Für-Gründer.de: Auch die Lagerung wird ein Thema sein. Welche logistischen Aufgaben sind hier zu bewältigen?

Jan Jessberger, Cheesy Wooden Accessories: Absolut.

Da jeder mal klein anfängt, wurde zum Unmut meiner Eltern kurzerhand das ehemalige Zimmer meiner Schwester zum Lager umfunktioniert.

Die Produkte an sich sind aufgrund der geringen Größe und des niedrigen Gewichts dabei das kleinere Übel. Vielmehr beanspruchen Messestände und Ausstellungsutensilien zur Warenpräsentation den meisten Platz, weshalb ein kleineres Lager bei uns im Ort unumgänglich war. Bisher erfolgt, von der Qualitätskontrolle über die Lagerung bis hin zur Verpackung und dem Versand, alles aus einer Hand bei uns im Haus.

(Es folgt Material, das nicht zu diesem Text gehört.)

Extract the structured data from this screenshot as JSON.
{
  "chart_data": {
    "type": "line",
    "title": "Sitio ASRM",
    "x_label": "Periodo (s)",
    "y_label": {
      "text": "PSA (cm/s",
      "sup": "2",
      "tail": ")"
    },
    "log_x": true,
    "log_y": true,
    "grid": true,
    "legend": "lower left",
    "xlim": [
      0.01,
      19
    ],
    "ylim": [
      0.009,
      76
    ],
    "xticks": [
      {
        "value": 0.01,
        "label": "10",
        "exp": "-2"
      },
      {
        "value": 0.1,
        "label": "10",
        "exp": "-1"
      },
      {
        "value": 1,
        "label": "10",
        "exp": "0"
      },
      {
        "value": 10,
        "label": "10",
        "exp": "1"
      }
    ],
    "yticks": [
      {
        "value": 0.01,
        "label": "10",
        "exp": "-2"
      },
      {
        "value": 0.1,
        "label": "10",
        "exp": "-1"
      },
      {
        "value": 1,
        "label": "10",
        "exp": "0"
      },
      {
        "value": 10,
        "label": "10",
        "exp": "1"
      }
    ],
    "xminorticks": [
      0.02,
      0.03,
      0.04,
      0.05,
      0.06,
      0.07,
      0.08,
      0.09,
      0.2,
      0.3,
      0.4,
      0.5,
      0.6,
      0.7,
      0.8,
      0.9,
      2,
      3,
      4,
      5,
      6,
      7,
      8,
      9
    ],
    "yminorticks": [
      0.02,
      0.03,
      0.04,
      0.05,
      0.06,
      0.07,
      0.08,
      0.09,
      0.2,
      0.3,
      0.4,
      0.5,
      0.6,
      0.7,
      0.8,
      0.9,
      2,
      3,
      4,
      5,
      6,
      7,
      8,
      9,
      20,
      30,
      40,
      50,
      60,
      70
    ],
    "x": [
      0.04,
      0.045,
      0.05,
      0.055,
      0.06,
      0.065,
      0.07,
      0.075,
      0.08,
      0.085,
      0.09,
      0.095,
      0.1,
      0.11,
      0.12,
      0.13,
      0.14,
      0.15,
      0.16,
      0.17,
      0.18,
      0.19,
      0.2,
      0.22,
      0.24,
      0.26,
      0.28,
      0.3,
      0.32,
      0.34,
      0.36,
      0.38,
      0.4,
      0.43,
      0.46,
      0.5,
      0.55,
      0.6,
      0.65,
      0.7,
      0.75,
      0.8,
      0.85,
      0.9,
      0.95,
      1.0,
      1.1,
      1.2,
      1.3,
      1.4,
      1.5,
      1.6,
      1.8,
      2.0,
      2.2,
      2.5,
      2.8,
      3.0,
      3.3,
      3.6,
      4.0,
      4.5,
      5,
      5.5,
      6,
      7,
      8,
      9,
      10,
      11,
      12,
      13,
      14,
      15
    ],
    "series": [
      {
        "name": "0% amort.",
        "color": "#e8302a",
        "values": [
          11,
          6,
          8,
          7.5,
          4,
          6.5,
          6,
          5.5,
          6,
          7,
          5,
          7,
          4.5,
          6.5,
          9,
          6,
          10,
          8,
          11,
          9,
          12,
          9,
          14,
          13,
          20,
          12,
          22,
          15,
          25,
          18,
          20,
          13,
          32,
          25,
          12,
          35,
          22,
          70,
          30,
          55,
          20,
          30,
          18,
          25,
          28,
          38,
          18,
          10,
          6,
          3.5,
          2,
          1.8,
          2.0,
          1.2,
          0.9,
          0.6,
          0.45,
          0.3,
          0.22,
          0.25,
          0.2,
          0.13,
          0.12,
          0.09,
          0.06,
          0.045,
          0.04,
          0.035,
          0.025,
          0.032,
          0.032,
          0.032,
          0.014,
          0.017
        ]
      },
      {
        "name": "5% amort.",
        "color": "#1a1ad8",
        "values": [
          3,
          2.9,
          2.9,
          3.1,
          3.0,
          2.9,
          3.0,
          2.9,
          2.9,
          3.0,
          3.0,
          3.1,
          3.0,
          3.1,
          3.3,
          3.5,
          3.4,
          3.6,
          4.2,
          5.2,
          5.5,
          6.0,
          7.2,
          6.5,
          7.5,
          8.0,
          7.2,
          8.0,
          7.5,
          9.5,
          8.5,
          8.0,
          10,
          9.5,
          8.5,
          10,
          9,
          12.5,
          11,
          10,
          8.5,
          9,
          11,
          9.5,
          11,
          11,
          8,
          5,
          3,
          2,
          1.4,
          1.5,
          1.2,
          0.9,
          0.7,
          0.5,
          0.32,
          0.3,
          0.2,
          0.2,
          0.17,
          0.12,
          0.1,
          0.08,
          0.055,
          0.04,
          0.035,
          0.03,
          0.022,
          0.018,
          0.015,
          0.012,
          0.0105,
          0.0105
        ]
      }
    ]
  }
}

Für-Gründer.de: Wie macht ihr eure Holz-Accessoires bekannt? Welche Marketingstrategien nutzt ihr?

Jan Jessberger, Cheesy Wooden Accessories: Social Media ist bei uns genauso wichtig wie der stationäre Einzelhandel. Dabei setzen wir auch vermehrt auf Social Media-Influencer. Darüber hinaus vertreiben wir unsere Produkte über unseren eigenen Onlineshop.

Für-Gründer.de: Welche Ziele stehen für die kommenden zwölf Monate an? 

Jan Jessberger, Cheesy Wooden Accessories: Ziel ist es, die Retailer-Anzahl zu verdoppeln, um so die Marke Cheesy noch weiter am Markt zu etablieren und eine Steigerung des Umsatzes um 50 % zum Vorjahr zu erreichen.

Für-Gründer.de: Und zum Abschluss: Welche Tipps kannst du anderen Junggründern mit auf den Weg geben, die du selbst vom Gründen gelernt hast?

Jan Jessberger, Cheesy Wooden Accessories: Überlegt Euch, wer euer Produkt am dringendsten benötigt und welche Multiplikatoren es geben könnte. Dabei halte ich eine detaillierte Planung eurer zur Verfügung stehenden Mittel und wen ihr damit erreichen wollt als Voraussetzung für den Erfolg. Es muss nicht zwingend ein seitenlanger Businessplan in Prosa sein. Haltet euch vielmehr einen Aktionsplan vor Augen, nach dem ihr vorgehen wollt.

Für-Gründer.de: Vielen Dank für das Interview.